Stunning and scary implications for consumers and OTT/new media start-ups! Thanks for your analysis and perspective.
Yeah. That was really good. I tweeted it and commented. Here’s a quote that amplifies your point about regulators now green lighting future merger proposals:
“The AT&T-Time Warner decision makes it likely we will see many more of these large mergers and acquisitions by setting a precedent for a more hands-off approach to regulation. Fears of potential merger breakups should diminish, and it could lead to a lot more activity over the next few years.”
As expected: Comcast bids $65 billion for 21st Century Fox assets, topping Disney
The announcement comes one day after a federal judge cleared the way for AT&T’s megadeal for Time Warner, a decision that is expected to unleash a wave of big mergers.
Moody’s downgraded AT&T’s credit rating to just two levels above junk status. That’s a result of a federal judge approving its $85 billion acquisition of Time Warner…and all the debt that’ll add.
Mergers Would Make AT&T, Comcast World’s Most Indebted Companies. Media giants could carry a combined $350 billion of bonds and loans
WatchTV and DirecTV Now skinny (channel) bundles have been announced since the Time Warner AT&T merger. Just as you predicted!

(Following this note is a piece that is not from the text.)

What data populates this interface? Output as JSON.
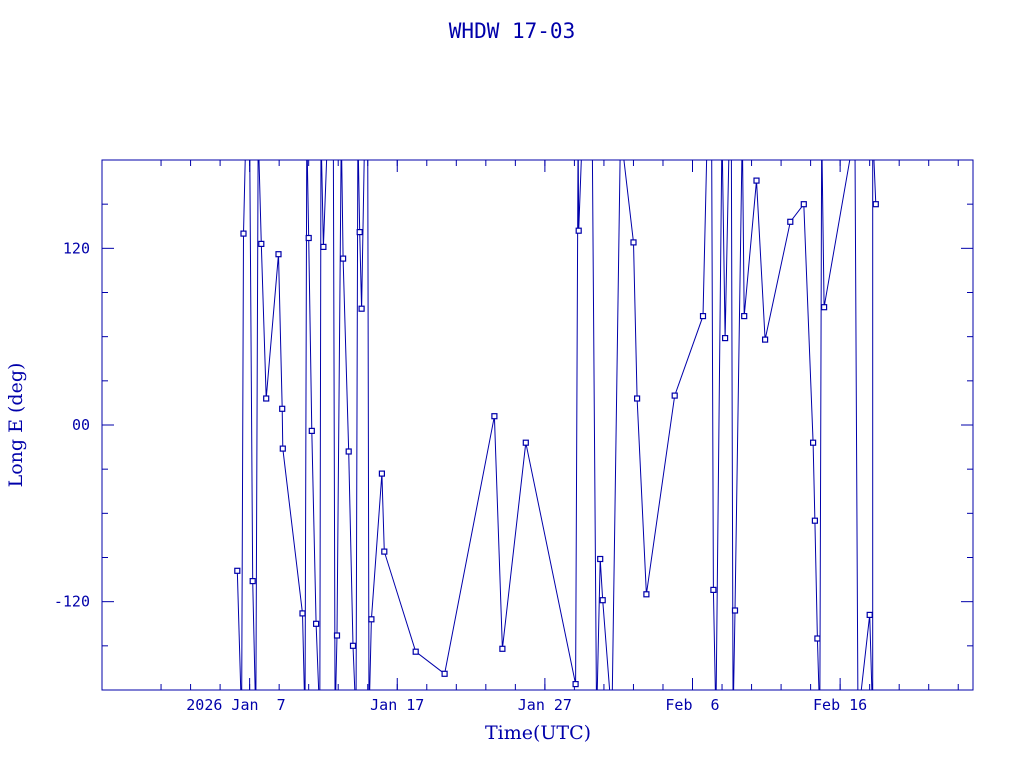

1. AT&T Launches Skinny Bundles with Data Plans – 30 live channels streaming on WatchTV. AT&T said the acquisition of Time Warner brings together the elements to fulfill its vision for the future of media and entertainment. https://www.broadcastingcable.com/news/att-launches-skinny-bundles-with-data-plans AND
2. DirecTV Now Is on Pace to Become the Biggest U.S. Digital Bundler in 2019.
Duplicity: AT&T is hiking the price of DirecTV Now, despite promising lower consumer prices in the Time Warner
AT&T told a federal judge this year that its landmark merger with Time Warner would probably result in lower prices for its DirecTV customers. But the telecom giant is saying that it will raise the price of DirecTV’s online streaming service, DirecTV Now, by $5 a month for new and existing customers, according to an AT&T spokesman
If applied across DirecTV Now’s entire userbase of nearly 1.5 million customers, the price increase could mean more than $87.5 million a year in new revenue for AT&T. The announcement comes days after an industry analyst said AT&T had also increased an “administrative fee” on its wireless customer bills in a recent move that could generate almost $1 billion a year in additional income. The analyst speculated that some of the fee could be intended to cover the costs of the Time Warner merger.
AT&T also increased its monthly “administrative fee” twice in the most recent quarter, hiking up the fee 76 cents to a total of $1.99 per month for cellphone bills, USA Today reported.
The telecom company also updated two of its unlimited mobile plans last week, tacking on $5 to its cheapest plan (for a total of $70) while dropping a subscription to HBO which it previously offered for free, according to Ars Technica.
Thank you for posting this great content … I was looking for something like this analysis of the AT&T – Time Warner merger.
Found this article very interesting. Great analysis!